IMPOSE à l’intimé des réprimandes en ce qui a trait aux chefs d’infraction énoncés aux paragraphes 5, 6, 7, 8, 10, 11, 12, 13, 14 et 17 de la plainte CD00-0835;

ORDONNE à la secrétaire du comité de discipline de faire publier conformément à ce qui est prévu à l’article 156 du Code des professions, aux frais de l’intimé, un avis dans un journal circulant dans le lieu où ce dernier a son domicile professionnel et dans tout autre lieu où il a exercé ou pourrait exercer sa profession;

CONDAMNE l’intimé au paiement de 80 % des déboursés (autres que les frais de publication d’un avis dans un journal) prévus à l’article 151 du Code des professions;

CONDAMNE la plaignante au paiement de 20 % des déboursés (autres que les frais de publication d’un avis dans un journal) prévus à l’article 151 du Code des professions;

 

 

 

(s) Sylvain Généreux

Me Sylvain Généreux

Président du comité de discipline

 

(s) Benoit Bergeron

M. Benoit Bergeron, A.V.A., Pl. Fin.

Membre du comité de discipline

 

(s) BGilles Lacroix

M. BGilles Lacroix, A.V.C., Pl. Fin.

Membre du comité de discipline

 

 

Me Sylvie Poirier

Bélanger Longtin, S.E.N.C.R.L.

Procureurs de la partie plaignante

 

Me Martin Courville

De Chantal, D’Amour, Fortier, S.E.N.C.R.L.

Procureurs de la partie intimée

 

Date d’audience :

4 juillet 2012

 

COPIE CONFORME À L'ORIGINAL SIGNÉ

 



[1] Pour faciliter la lecture, le comité décrit de façon sommaire ici et à d’autres endroits dans la décision les chefs d’infraction reprochés; le texte complet de chacun des chefs d’infraction est reproduit dans les premières pages de la décision.

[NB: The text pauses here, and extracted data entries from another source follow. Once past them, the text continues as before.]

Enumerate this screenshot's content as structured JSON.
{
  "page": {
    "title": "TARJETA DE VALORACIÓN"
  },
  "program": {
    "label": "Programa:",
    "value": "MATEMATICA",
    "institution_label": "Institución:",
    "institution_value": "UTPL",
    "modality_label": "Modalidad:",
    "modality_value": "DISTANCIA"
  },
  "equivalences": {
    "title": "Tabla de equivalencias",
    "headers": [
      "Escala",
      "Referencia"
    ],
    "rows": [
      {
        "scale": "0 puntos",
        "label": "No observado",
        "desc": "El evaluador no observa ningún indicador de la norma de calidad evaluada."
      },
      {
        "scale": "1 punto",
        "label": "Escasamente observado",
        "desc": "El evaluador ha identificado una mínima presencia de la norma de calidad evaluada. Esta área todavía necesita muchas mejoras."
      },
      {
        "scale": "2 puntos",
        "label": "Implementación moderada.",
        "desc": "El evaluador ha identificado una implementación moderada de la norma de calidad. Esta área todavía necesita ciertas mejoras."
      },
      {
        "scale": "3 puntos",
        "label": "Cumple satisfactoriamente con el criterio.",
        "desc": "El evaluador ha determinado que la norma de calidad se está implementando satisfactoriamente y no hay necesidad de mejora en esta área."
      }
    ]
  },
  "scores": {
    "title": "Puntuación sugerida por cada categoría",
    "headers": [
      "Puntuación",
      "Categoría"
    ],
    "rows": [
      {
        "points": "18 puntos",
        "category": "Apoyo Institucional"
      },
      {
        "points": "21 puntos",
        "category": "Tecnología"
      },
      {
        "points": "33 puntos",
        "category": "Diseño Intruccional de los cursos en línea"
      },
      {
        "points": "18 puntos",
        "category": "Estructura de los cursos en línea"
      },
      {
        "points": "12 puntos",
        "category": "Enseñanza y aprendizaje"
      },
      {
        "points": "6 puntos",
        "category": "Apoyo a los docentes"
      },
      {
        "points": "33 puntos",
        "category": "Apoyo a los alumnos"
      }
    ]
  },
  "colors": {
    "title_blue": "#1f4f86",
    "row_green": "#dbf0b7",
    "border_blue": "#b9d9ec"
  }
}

[2] Dans les divers documents en preuve, on retrouve la raison sociale sous laquelle opérait l’intimé écrite parfois « Investissements François Simard » et parfois « Investissement François Simard ».

[3] Desjardins c. AMF 2011 QCCA 897.

[4] Psychologues c. Fortin, 2004 QCTP 1.

[5] Vanier c. Médecins, 2008 QCTP 134.

[6] Psychologues c. Fernandez De Sierra 2005 QCTP 134.

[7] Précis de la preuve, Léo Ducharme, Wilson et Lafleur, 6e édition, 2005 nos. 1416 à 1418.

[8] Kienapple c. R., [1975] 1 R.C.S. 729.

[9] Suivant le témoignage de l’intimé, au regard des lois fiscales, le « gold loan » peut générer un gain en capital plutôt que des intérêts ou des dividendes ce qui peut conférer au prêteur un avantage fiscal.

[10] CSF c. Denis, 2003 CanLII 57165.

[11] Thibault c. D’Amore, CD00-0739, 9 juillet 2010, 3 mars 2011; Thibault c. Tessier, CD00-0762, 19 janvier 2010, 24 août 2010; Champagne c. Dracontaidis, CD00-0814, 29 avril 2011.

[12] Martel c. Chambre de la sécurité financière, 2012 QCCQ 90.

[13] Notes sténographiques du 17 mai 2011, pages 48, 49, 58, 59 et 60; pièce P-41.

[14] Notes sténographiques du 17 mai 2011, pages 94 à 97, 149, 153 et 154.

[15] Thibault c. Greeley, CD00-0675, 27 mars 2008; Rioux c. Wishnousky, CD00-0577, 6 mars 2006.

[16] Champagne c. Fortin, CD00-0796, 15 décembre 2010; Rioux c. Binet, CD00-0623, 4 juin 2007, 20 février 2008.

[17] Kenny c. Baril (Dentistes), Tribunal des professions AZ-93041056.